Mais, ainsi qu'on va le voir, l'appellation Maison Rustique était loin de tomber en déshérence. Parmi les éditeurs ayant plus ou moins tenté d'en adopter le titre, c'est finalement Bixio, savant et politicien caricaturé par Daumier qui, de simple collaborateur, devint finalement le pilote d'un nouveau best-seller : inspirée de l'Encyclopædia of gardening de Loudon (1825), il s'agit de La Maison rustique du XIXe siècle. Cette dernière fut en effet tout d'abord publiée en 4 volumes "agricoles" à partir de 1834-35 sous la direction d'Emile de Girardin et d'Alexandre Paulin, bientôt rejoints par Bixio. Ce n'est que plus tardivement en 1843, qu'un un 5e volume spécifiquement intitulé "Horticulture" y sera ajouté, rapidement épuisé et donc tiré à nouveau dès l'année suivante. Notons que sans attendre, Madame Cora-Elisabeth Millet-Robinet donna dès 1844 une version simplifiée de l'ouvrage, à destination des femmes d'agriculteurs, sous le nom de Maison rustique des Dames. S'il est besoin d'une preuve de leur succès, les deux tomes de cet ouvrage firent l'objet de très nombreuses rééditions. Ainsi, une quinzième version revue et corrigée parut en 1899, près de dix années après le décès de l'auteur.
Bixio, retiré de la politique après 1848, fonda la fameuse Libraire agricole de la Maison Rustique qui édita l'essentiel des écrits horticoles jusqu'il y a peu.

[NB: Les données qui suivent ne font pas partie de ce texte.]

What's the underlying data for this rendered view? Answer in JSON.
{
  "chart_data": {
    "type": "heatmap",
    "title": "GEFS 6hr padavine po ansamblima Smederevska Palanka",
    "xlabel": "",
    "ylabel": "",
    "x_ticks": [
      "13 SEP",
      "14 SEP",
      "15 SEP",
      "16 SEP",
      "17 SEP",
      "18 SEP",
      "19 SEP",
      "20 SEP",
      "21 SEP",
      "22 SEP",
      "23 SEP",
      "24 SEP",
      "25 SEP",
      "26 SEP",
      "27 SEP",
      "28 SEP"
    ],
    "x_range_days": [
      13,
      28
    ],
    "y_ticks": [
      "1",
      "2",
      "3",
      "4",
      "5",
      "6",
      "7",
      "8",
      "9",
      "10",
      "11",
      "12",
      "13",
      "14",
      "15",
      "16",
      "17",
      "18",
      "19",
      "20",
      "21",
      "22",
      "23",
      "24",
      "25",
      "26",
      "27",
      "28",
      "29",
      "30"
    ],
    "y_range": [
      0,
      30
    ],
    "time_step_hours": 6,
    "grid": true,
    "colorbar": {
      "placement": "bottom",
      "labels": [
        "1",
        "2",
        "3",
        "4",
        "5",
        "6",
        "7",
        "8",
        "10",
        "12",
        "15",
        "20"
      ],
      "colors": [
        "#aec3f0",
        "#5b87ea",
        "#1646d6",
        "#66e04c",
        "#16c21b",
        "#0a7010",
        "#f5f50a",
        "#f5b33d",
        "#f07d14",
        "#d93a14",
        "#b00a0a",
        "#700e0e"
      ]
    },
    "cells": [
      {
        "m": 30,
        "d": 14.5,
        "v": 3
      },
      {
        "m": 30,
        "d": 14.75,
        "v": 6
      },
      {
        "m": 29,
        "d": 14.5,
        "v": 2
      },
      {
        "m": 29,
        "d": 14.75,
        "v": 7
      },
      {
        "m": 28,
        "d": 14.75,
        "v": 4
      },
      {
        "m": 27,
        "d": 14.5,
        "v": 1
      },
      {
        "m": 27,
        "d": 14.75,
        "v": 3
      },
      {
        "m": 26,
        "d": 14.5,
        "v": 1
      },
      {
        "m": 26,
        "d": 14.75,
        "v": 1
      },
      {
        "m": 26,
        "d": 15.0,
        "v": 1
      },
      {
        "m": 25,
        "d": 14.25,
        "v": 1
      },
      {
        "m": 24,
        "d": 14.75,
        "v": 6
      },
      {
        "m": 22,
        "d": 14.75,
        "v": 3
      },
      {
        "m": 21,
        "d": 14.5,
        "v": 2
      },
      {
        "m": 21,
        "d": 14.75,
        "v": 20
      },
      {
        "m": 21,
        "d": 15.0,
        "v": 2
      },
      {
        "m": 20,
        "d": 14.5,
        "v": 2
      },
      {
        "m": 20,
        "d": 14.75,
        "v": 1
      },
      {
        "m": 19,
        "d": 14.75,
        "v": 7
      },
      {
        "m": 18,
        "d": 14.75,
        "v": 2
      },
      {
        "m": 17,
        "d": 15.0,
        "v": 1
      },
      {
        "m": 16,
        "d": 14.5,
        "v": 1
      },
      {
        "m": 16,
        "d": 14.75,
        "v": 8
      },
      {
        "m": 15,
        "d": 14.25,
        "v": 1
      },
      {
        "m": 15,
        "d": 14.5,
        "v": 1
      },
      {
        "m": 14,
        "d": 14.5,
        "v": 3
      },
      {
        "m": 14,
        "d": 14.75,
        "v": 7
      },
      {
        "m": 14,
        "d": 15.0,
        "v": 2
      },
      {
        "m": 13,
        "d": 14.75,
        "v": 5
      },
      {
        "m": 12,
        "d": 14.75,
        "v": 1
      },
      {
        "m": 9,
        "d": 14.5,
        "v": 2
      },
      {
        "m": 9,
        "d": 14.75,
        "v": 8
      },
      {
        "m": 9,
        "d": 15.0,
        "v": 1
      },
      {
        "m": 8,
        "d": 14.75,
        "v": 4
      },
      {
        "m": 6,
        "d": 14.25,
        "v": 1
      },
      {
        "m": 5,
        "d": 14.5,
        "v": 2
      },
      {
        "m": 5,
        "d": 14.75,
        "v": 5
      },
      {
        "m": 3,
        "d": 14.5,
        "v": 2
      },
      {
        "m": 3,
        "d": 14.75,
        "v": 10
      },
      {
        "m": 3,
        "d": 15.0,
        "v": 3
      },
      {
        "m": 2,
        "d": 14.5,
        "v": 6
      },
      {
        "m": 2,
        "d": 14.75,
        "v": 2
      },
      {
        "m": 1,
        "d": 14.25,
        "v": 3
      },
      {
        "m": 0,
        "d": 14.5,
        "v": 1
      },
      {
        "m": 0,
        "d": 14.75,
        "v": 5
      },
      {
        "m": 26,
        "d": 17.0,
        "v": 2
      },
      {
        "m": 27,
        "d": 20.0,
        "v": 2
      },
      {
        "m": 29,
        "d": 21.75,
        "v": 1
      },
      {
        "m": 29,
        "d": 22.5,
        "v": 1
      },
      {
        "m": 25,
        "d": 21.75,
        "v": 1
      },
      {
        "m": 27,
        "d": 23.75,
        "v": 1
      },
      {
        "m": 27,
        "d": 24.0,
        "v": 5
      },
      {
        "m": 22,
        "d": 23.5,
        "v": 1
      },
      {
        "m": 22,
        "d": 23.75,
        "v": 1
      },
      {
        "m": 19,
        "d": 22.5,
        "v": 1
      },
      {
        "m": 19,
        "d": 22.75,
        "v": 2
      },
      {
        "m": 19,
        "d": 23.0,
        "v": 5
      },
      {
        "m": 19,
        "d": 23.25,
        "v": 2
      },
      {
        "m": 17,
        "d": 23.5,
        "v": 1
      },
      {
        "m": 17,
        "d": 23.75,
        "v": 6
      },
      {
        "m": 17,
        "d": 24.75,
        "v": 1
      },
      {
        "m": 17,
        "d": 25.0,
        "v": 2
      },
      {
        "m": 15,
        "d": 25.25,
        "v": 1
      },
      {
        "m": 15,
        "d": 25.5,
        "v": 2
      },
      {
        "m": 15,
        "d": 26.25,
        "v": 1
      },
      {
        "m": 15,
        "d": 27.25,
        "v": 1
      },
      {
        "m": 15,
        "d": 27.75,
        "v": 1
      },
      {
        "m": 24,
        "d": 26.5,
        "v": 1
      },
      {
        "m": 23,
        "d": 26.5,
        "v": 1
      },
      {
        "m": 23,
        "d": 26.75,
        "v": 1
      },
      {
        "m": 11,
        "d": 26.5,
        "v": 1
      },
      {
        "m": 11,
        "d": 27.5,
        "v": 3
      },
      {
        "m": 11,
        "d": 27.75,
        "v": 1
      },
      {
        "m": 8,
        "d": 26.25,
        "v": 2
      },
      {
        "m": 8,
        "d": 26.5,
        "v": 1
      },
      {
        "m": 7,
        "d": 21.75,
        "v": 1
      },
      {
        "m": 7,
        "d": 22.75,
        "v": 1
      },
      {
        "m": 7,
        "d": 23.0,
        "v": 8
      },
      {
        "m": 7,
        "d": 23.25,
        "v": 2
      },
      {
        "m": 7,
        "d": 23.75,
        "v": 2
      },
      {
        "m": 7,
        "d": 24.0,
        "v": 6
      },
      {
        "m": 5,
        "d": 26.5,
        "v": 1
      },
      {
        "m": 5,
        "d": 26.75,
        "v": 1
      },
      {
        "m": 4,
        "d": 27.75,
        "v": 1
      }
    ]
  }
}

- Le Manuel de l'amateur des jardins, traité général de l'horticulture, publié par J. Decaisne et Ch. Naudin 4 volumes 1862-1871 fait appel à des collaborateurs réputés, il représente une bonne synthèse du savoir horticole de l'époque.
- Le Livre de la ferme et des maisons de campagne correspond à la même logique. Publié de 1861 à 1864 en 13 fascicules formant 2 gros volumes sous la direction de Pierre Joigneaux, agronome et politicien républicain deux fois exilé de France et qui obtiendra de la IIIe république la création de l'Ecole d'Horticulture de Versailles. L'ouvrage, plusieurs fois réédité durant un quart de siècle, réserve une place importante à l'horticulture, y compris l'art des jardins, dont le sujet avait été confié dès le début à Edouard André, alors âgé de 21 ans et jeune collaborateur de Barillet-Deschamps à la Ville de Paris !
Aucune de ces encyclopédies, malgré leurs mérites, n'aura la longévité ni la diffusion du Bon Jardinier qui, organiquement lié à la revue Horticole et complété périodiquement de planches, restera la publication de référence, imitée mais jamais égalée.
C'est ainsi que le Nouveau Jardinier illustré d'Hérincq , visa ouvertement et durant de longues années la clientèle du "vieux" Bon Jardinier qui tirait tout de même annuellement à 4 000 exemplaires.
Sa naissance en 1864 fut saluée par Edouard André dans les colonnes du Moniteur Universel. Vendues au même prix que celles de son concurrent, les éditions successives, qui étaient plutôt des retirages, se maintinrent sans actualisation notable jusqu'au début du XXe siècle, époque où le Bon Jardinier distança nettement l'ensemble de ses concurrents. Enfin, et nous avons déjà publié une étude à son propos, le Dictionnaire pratique d'Horticulture et de jardinage de Georges Nicholson, paru en fascicules entre 1892 et 1899, traduit et surtout très fortement augmenté sous la direction Séraphin Mottet, représente à ce jour, le développement encyclopédique horticole le plus ambitieux jamais atteint en langue française. Malgré de nombreux aspects qui en datent fortement la référence, un retirage en 1938 et une réédition en fac-similé en 1980, le Nicholson est toujours considéré par les amateurs éclairés comme une sorte de « super-Bon Jardinier ».
Le Bon Jardinier a failli s’exporter. Selon une communication personnelle, il a existé au moins deux traductions du Bon Jardinier en langue allemande par JF Lippold en 1824 et 1831.